Have we truly reached a global optimum in system design with Unix? We're done? Forever? We're just going to keep writing new layers and APIs on top of it without even considering a redesign?
I'd like to see something different just for the sake of being different. Maybe it would be better, maybe worse, but we'll never know if we don't try.
I think nobody tries because everyone knows there’s a gigantic chicken or egg problem.
Everything is written for Unix-like systems (or Windows which is not that different) and everyone is not going to port all that software to a significantly different paradigm. So even if a new OS was great, the suspicion is that nobody would use it because no apps.
In reality I think good compatibility libraries could bridge the gap, so it would not totally be futile to try. But you’d need those compatibility layers out of the box.
Another big ugly hairy problem is hardware support. Existing OSes have vast libraries of drivers all built around POSIX-like paradigms. Getting good hardware support on a new OS is going to be a ton of work, maybe more than the OS itself.
Yes, also because the stuff has free implementations. For something to beat free it will have to be significantly better to put up with the inevitable annoyances until it matures.
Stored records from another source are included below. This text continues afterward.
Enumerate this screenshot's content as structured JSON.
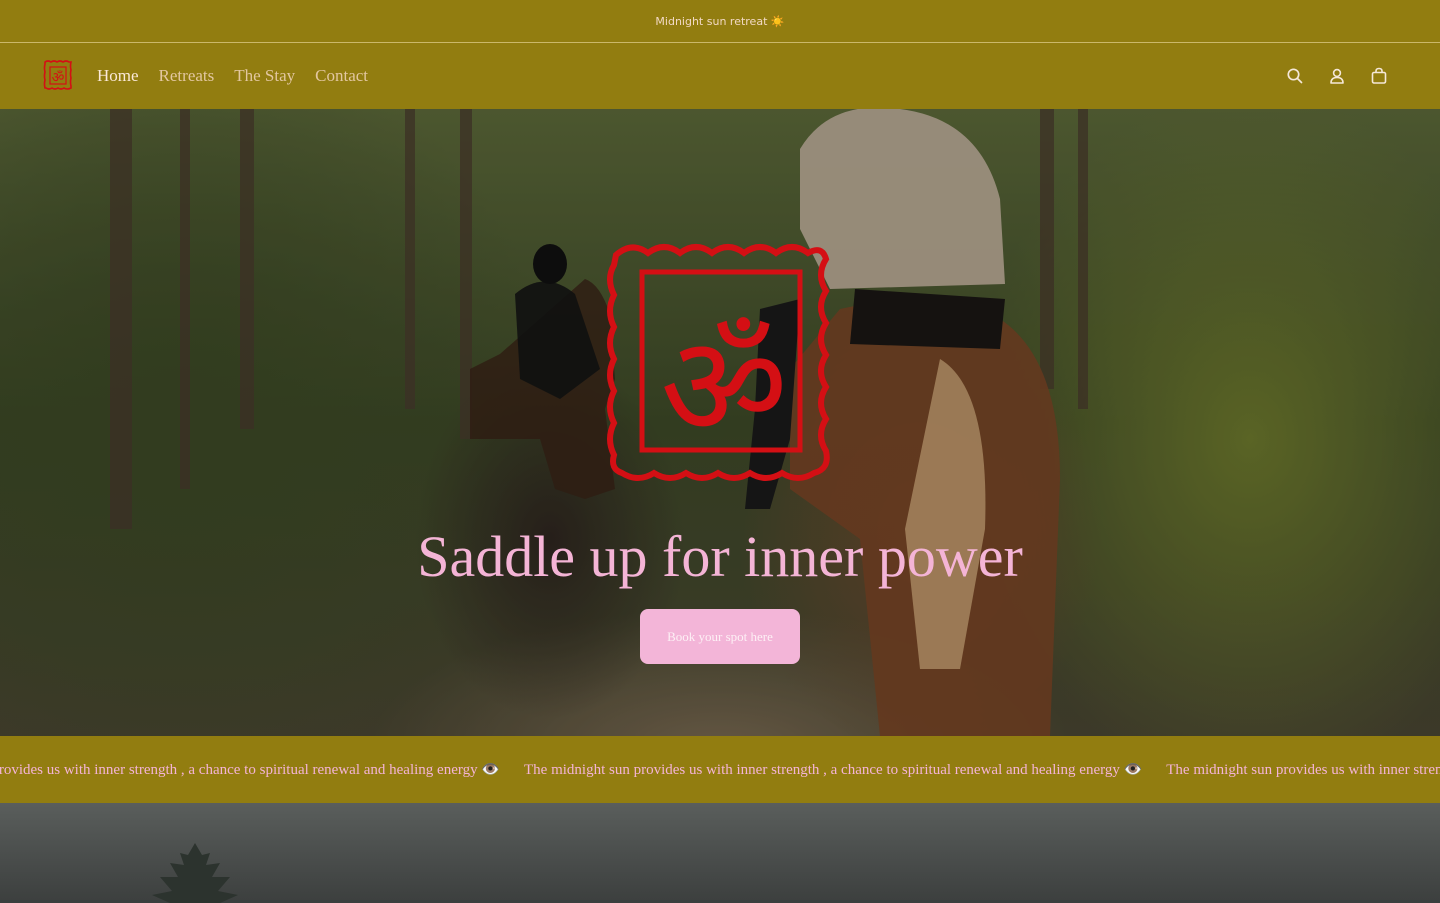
{
  "announcement": {
    "text": "Midnight sun retreat ☀️"
  },
  "header": {
    "logo": "om-horseshoe-logo",
    "nav": [
      {
        "label": "Home",
        "active": true
      },
      {
        "label": "Retreats",
        "active": false
      },
      {
        "label": "The Stay",
        "active": false
      },
      {
        "label": "Contact",
        "active": false
      }
    ],
    "icons": [
      "search-icon",
      "account-icon",
      "cart-icon"
    ]
  },
  "hero": {
    "logo_text": "ॐ",
    "title": "Saddle up for inner power",
    "button_label": "Book your spot here"
  },
  "marquee": {
    "items": [
      "nlight sun provides us with inner strength , a chance to spiritual renewal and healing energy 👁️",
      "The midnight sun provides us with inner strength , a chance to spiritual renewal and healing energy 👁️",
      "The midnight sun provides us with inner strength , a chance to spiritual renewal and healing energy 👁️"
    ]
  },
  "colors": {
    "bar": "#927d10",
    "accent_pink": "#f3b5d8",
    "logo_red": "#d40f14",
    "nav_text": "#e3c7a0"
  }
}
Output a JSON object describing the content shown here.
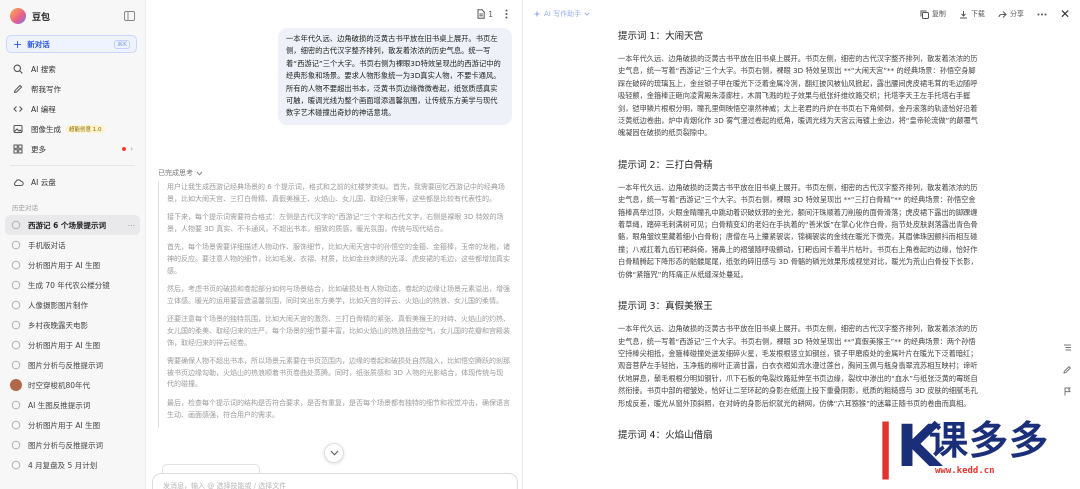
{
  "app": {
    "name": "豆包"
  },
  "sidebar": {
    "new_chat": {
      "label": "新对话",
      "shortcut": "⌘K"
    },
    "nav": [
      {
        "label": "AI 搜索",
        "icon": "search-icon"
      },
      {
        "label": "帮我写作",
        "icon": "pen-icon"
      },
      {
        "label": "AI 编程",
        "icon": "code-icon"
      },
      {
        "label": "图像生成",
        "icon": "image-icon",
        "badge": "超能创意 1.0"
      },
      {
        "label": "更多",
        "icon": "grid-icon"
      }
    ],
    "cloud": {
      "label": "AI 云盘",
      "icon": "cloud-icon"
    },
    "history_title": "历史对话",
    "history": [
      {
        "label": "西游记 6 个场景提示词",
        "active": true
      },
      {
        "label": "手机版对话"
      },
      {
        "label": "分析图片用于 AI 生图"
      },
      {
        "label": "生成 70 年代农公楼分镜"
      },
      {
        "label": "人像摄影图片制作"
      },
      {
        "label": "乡村夜晚露天电影"
      },
      {
        "label": "分析图片用于 AI 生图"
      },
      {
        "label": "图片分析与反推提示词"
      },
      {
        "label": "时空穿梭机80年代",
        "avatar": true
      },
      {
        "label": "AI 生图反推提示词"
      },
      {
        "label": "分析图片用于 AI 生图"
      },
      {
        "label": "图片分析与反推提示词"
      },
      {
        "label": "4 月复盘及 5 月计划"
      }
    ]
  },
  "chat": {
    "doc_count": "1",
    "user_message": "一本年代久远、边角破损的泛黄古书平放在旧书桌上展开。书页左侧，细密的古代汉字整齐排列，散发着浓浓的历史气息。统一写着“西游记”三个大字。书页右侧为裸眼3D特效呈现出的西游记中的经典形象和场景。要求人物形象统一为3D真实人物，不要卡通风。所有的人物不要超出书本，泛黄书页边缘微微卷起，纸张质感真实可触，暖调光线为整个画面增添温馨氛围，让传统东方美学与现代数字艺术碰撞出奇妙的神话意境。",
    "thinking_label": "已完成思考",
    "thinking": [
      "用户让我生成西游记经典场景的 6 个提示词，格式和之前的红楼梦类似。首先，我需要回忆西游记中的经典场景，比如大闹天宫、三打白骨精、真假美猴王、火焰山、女儿国、取经归来等，这些都是比较有代表性的。",
      "接下来，每个提示词需要符合格式：左侧是古代汉字的“西游记”三个字和古代文字，右侧是裸眼 3D 特效的场景，人物要 3D 真实、不卡通风，不超出书本，细致的质感，暖光氛围，传统与现代结合。",
      "首先，每个场景需要详细描述人物动作、服饰细节，比如大闹天宫中的孙悟空的金箍、金箍棒，玉帝的龙袍，诸神的反应。要注意人物的细节，比如毛发、衣褶、材质，比如金丝刺绣的光泽、虎皮裙的毛边，这些都增加真实感。",
      "然后，考虑书页的破损和卷起部分如何与场景结合，比如破损处有人物动态，卷起的边缘让场景元素溢出，增强立体感。暖光的运用要营造温馨氛围，同时突出东方美学，比如天宫的祥云、火焰山的热浪、女儿国的柔情。",
      "还要注意每个场景的独特氛围，比如大闹天宫的激烈、三打白骨精的紧张、真假美猴王的对峙、火焰山的灼热、女儿国的柔美、取经归来的庄严。每个场景的细节要丰富，比如火焰山的热浪扭曲空气，女儿国的花瓣和宫殿装饰，取经归来的祥云经卷。",
      "需要确保人物不超出书本，所以场景元素要在书页范围内，边缘的卷起和破损处自然融入，比如悟空腾跃的刹那被书页边缘勾勒，火焰山的热浪顺着书页卷曲处蒸腾。同时，纸张质感和 3D 人物的光影结合，体现传统与现代的碰撞。",
      "最后，检查每个提示词的结构是否符合要求，是否有重复，是否每个场景都有独特的细节和视觉冲击，确保语言生动、画面感强，符合用户的需求。"
    ],
    "input_placeholder": "发消息，输入 @ 选择技能或 / 选择文件"
  },
  "doc": {
    "mode_label": "AI 写作助手",
    "actions": {
      "copy": "复制",
      "download": "下载",
      "share": "分享"
    },
    "sections": [
      {
        "title": "提示词 1：大闹天宫",
        "body": "一本年代久远、边角破损的泛黄古书平放在旧书桌上展开。书页左侧，细密的古代汉字整齐排列，散发着浓浓的历史气息，统一写着“西游记”三个大字。书页右侧，裸眼 3D 特效呈现出 **“大闹天宫”** 的经典场景：孙悟空身脚踩在破碎的琉璃瓦上，金丝锁子甲在暖光下泛着金属冷冽，翻红披风被仙风掀起，露出腰间虎皮裙毛茸的毛边随呼吸轻颤，金箍棒正砸向凌霄殿朱漆廊柱，木屑飞溅的粒子效果与纸张纤维纹路交织；托塔李天王左手托塔右手握剑，铠甲鳞片根根分明，瞳孔里倒映悟空凛然神威；太上老君的丹炉在书页右下角倾倒，金丹滚落的轨迹恰好沿着泛黄纸边卷曲，炉中青烟化作 3D 雾气漫过卷起的纸角，暖调光线为天宫云海镀上金边，将“皇帝轮流做”的颠覆气魄凝固在破损的纸页裂隙中。"
      },
      {
        "title": "提示词 2：三打白骨精",
        "body": "一本年代久远、边角破损的泛黄古书平放在旧书桌上展开。书页左侧，细密的古代汉字整齐排列，散发着浓浓的历史气息，统一写着“西游记”三个大字。书页右侧，裸眼 3D 特效呈现出 **“三打白骨精”** 的经典场景：孙悟空金箍棒高举过顶，火眼金睛瞳孔中跳动着识破妖邪的金光，额间汗珠顺着刀削般的面骨滑落；虎皮裙下露出的脚踝缠着草绳，踏碎毛刺满树可见；白骨精变幻的老妇在手执着的“善米饭”在掌心化作白骨，指节处皮肤剥落露出青色骨骼，眼角皱纹里藏着细小白骨粉；唐僧在马上攥紧袈裟，锦襕袈裟的金线在暖光下微亮，其眉佛珠因颤抖而相互碰撞；八戒扛着九齿钉耙斜倚，猪鼻上的褶皱随呼吸颤动，钉耙齿间卡着半片枯叶。书页右上角卷起的边缘，恰好作白骨精腾起下降形态的骷髅尾尾，纸张的碎旧感与 3D 骨骼的磷光效果形成视觉对比，暖光为荒山白骨投下长影，仿佛“紧箍咒”的阵痛正从纸缝深处蔓延。"
      },
      {
        "title": "提示词 3：真假美猴王",
        "body": "一本年代久远、边角破损的泛黄古书平放在旧书桌上展开。书页左侧，细密的古代汉字整齐排列，散发着浓浓的历史气息，统一写着“西游记”三个大字。书页右侧，裸眼 3D 特效呈现出 **“真假美猴王”** 的经典场景：两个孙悟空持棒尖相抵，金箍棒碰撞处迸发细碎火星，毛发根根竖立如钢丝，锁子甲磨痕处的金属叶片在暖光下泛着暗红；观音菩萨左手轻抬，玉净瓶的柳叶正滴甘露，白衣衣褶如流水漫过莲台，胸间玉佩与瓶身翡翠流苏相互映衬；谛听伏地屏息，鬃毛根根分明如钢针，爪下石板的龟裂纹路延伸至书页边缘，裂纹中渗出的“血水”与纸张泛黄的霉斑自然衔接。书页中部的褶皱处，恰好让二至环起的身影在纸面上投下重叠阴影，纸质的粗糙感与 3D 皮肤的细腻毛孔形成反差，暖光从窗外顶斜照，在对峙的身影后织就光的耕网，仿佛“六耳猕猴”的迷幕正随书页的卷曲而真相。"
      },
      {
        "title": "提示词 4：火焰山借扇",
        "body": ""
      }
    ]
  },
  "watermark": {
    "k": "K",
    "text": "课多多",
    "url": "www.kedd.cn"
  },
  "colors": {
    "accent": "#2b56e8",
    "watermark_blue": "#1a2e7a",
    "watermark_red": "#e5322d"
  }
}
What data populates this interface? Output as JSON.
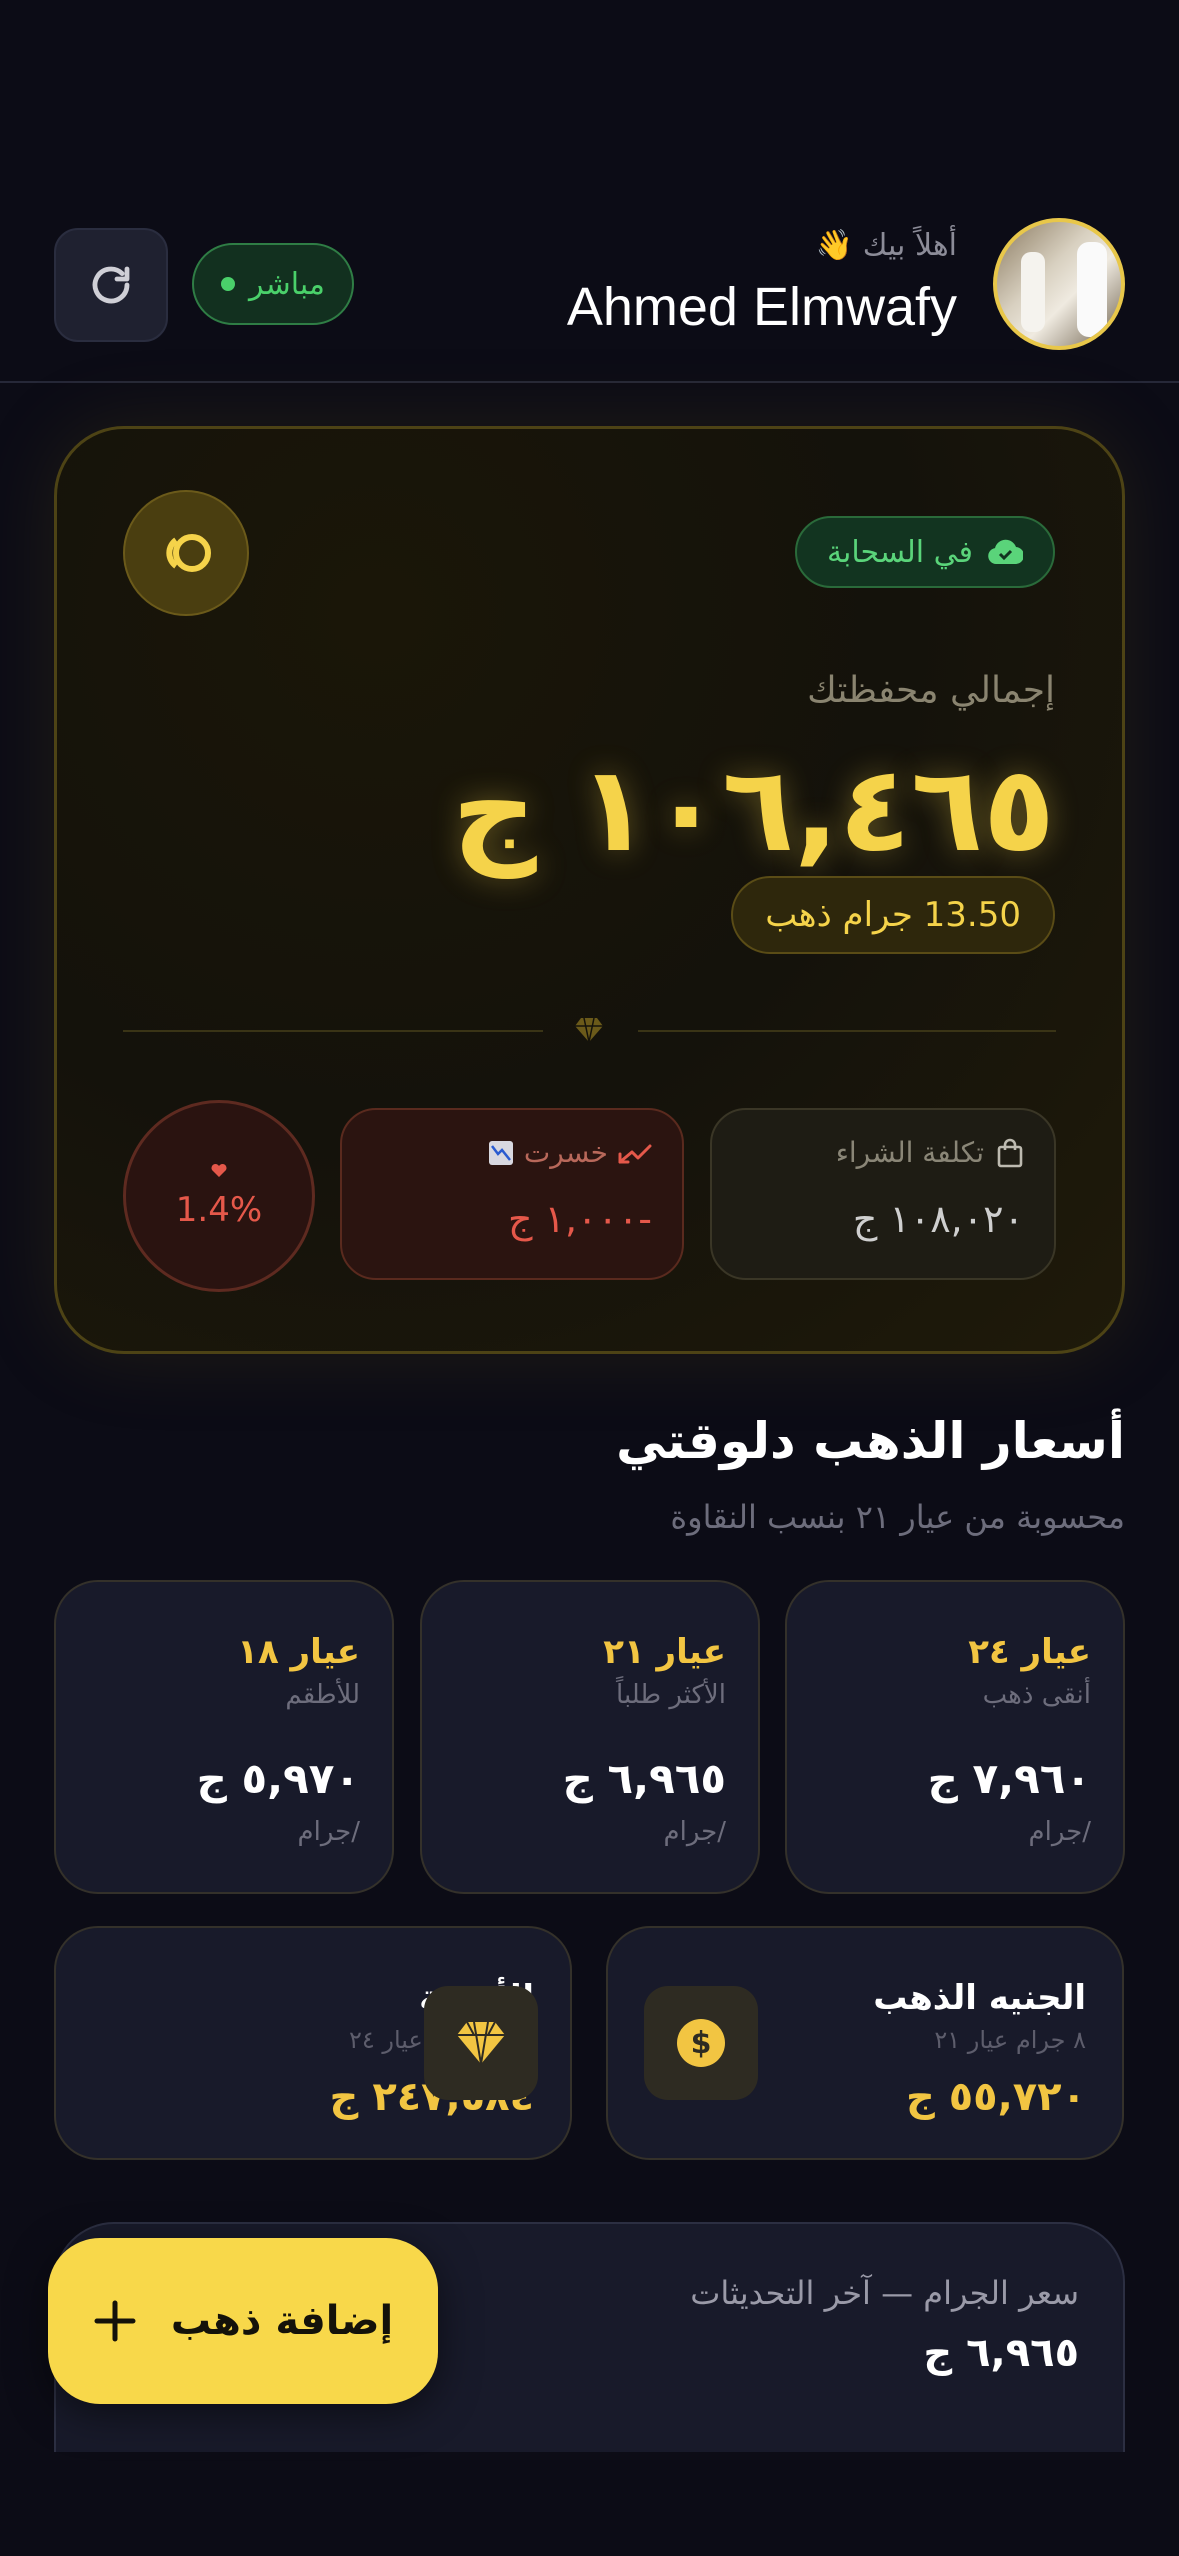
{
  "header": {
    "greeting": "أهلاً بيك 👋",
    "user_name": "Ahmed Elmwafy",
    "live_label": "مباشر"
  },
  "portfolio": {
    "cloud_label": "في السحابة",
    "total_label": "إجمالي محفظتك",
    "total_value": "١٠٦,٤٦٥ ج",
    "grams_label": "13.50 جرام ذهب",
    "cost_label": "تكلفة الشراء",
    "cost_value": "١٠٨,٠٢٠ ج",
    "loss_label": "خسرت",
    "loss_value": "-١,٠٠٠ ج",
    "change_percent": "1.4%"
  },
  "prices": {
    "title": "أسعار الذهب دلوقتي",
    "subtitle": "محسوبة من عيار ٢١ بنسب النقاوة",
    "karats": [
      {
        "karat": "عيار ٢٤",
        "desc": "أنقى ذهب",
        "price": "٧,٩٦٠ ج",
        "unit": "/جرام"
      },
      {
        "karat": "عيار ٢١",
        "desc": "الأكثر طلباً",
        "price": "٦,٩٦٥ ج",
        "unit": "/جرام"
      },
      {
        "karat": "عيار ١٨",
        "desc": "للأطقم",
        "price": "٥,٩٧٠ ج",
        "unit": "/جرام"
      }
    ],
    "pound": {
      "title": "الجنيه الذهب",
      "sub": "٨ جرام عيار ٢١",
      "value": "٥٥,٧٢٠ ج"
    },
    "ounce": {
      "title": "الأوقية",
      "sub": "٣١.١ جرام عيار ٢٤",
      "value": "٢٤٧,٥٨٤ ج"
    }
  },
  "history": {
    "title": "سعر الجرام — آخر التحديثات",
    "value": "٦,٩٦٥ ج"
  },
  "fab": {
    "label": "إضافة ذهب"
  },
  "colors": {
    "gold": "#f5d34a",
    "loss": "#e5584a",
    "live": "#4ad06a",
    "background": "#0c0c16"
  }
}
I think the 10X rule applies here. It would have to be 10X better in a mixture of areas like performance, programmer productivity, ease of system administration, security, UI/UX, etc.
Have we truly reached a global optimum in system design with Unix? We're done? Forever? We're just going to keep writing new layers and APIs on top of it without even considering a redesign?
I'd like to see something different just for the sake of being different. Maybe it would be better, maybe worse, but we'll never know if we don't try.